Landgericht Köln: Beschneidung aus religiösen Gründen ist strafbare Körperverletzung

Nach einem Urteil des Landgerichts Köln ist die Beschneidung von Jungen künftig als Körperverletzung zu werten. Das Grundrecht des Kindes auf körperliche Unversehrtheit und sein Selbstbestimmungsrecht wiegen in diesem Fall schwerer als das Erziehungsrecht der Eltern und deren Grundrecht auf Religionsfreiheit.

Im November 2010 hatte der Angeklagte als niedergelassener Allgemeinmediziner in Köln fachlich einwandfrei die Beschneidung eines vierjährigen Jungen durchgeführt, ohne dass eine medizinische Indikation vorlag. Die Eltern des Kindes, die dem islamischen Glauben angehören, hatten eine entsprechende Einwilligung erteilt. Nach Komplikationen und einer Nachbehandlung in der Notaufnahme erhob die Staatsanwaltschaft Anklage wegen gefährlicher Körperverletzung.
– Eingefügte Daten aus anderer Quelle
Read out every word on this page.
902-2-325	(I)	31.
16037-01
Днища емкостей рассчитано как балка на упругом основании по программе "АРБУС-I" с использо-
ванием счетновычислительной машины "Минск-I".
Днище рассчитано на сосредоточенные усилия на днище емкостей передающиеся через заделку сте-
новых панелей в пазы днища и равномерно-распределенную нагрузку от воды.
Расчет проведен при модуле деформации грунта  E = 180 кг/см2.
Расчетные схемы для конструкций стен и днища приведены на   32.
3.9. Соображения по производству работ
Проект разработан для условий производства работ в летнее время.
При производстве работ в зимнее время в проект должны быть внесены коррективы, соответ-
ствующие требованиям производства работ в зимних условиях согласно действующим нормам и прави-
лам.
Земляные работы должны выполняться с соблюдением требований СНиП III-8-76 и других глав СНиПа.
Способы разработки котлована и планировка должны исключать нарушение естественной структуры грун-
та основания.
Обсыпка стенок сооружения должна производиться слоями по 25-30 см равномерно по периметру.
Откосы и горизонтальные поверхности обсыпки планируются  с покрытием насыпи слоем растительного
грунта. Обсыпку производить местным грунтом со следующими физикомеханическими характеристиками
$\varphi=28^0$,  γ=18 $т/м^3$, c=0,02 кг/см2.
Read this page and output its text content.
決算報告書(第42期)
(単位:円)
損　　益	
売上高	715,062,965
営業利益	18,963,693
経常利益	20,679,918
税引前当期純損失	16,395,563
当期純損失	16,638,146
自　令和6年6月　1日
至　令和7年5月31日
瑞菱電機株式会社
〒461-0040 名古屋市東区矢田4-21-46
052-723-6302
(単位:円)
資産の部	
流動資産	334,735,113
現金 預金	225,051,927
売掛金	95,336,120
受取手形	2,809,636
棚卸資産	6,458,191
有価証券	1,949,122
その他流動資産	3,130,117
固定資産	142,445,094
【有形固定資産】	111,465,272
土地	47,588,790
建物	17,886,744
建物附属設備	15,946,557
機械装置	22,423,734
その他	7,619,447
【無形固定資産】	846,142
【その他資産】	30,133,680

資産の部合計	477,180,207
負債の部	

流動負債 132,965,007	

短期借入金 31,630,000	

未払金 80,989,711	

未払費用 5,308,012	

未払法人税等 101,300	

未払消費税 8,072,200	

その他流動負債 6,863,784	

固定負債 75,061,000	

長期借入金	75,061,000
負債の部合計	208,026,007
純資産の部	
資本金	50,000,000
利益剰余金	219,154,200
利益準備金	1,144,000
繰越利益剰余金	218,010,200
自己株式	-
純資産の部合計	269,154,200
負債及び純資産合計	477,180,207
Das Amtsgericht Köln sprach den Angeklagten in erster Instanz frei (Urteil vom 21.09.2011, Az. 528 Ds 30/11). Die Begründung: der Eingriff sei aufgrund der wirksamen Einwilligung der sorgeberechtigten Eltern gerechtfertigt gewesen. Die Entscheidung habe sich am Wohl des Kindes ausgerichtet, da die Beschneidung Ausdruck der kulturellen und religiösen Zugehörigkeit sei. Damit werde auch einer Stigmatisierung des Kindes entgegengewirkt. Darüber hinaus nehme die Beschneidung auch im amerikanischen und angelsächsischen Raum aus hygienischen Gründen einen wichtigen Stellenwert ein.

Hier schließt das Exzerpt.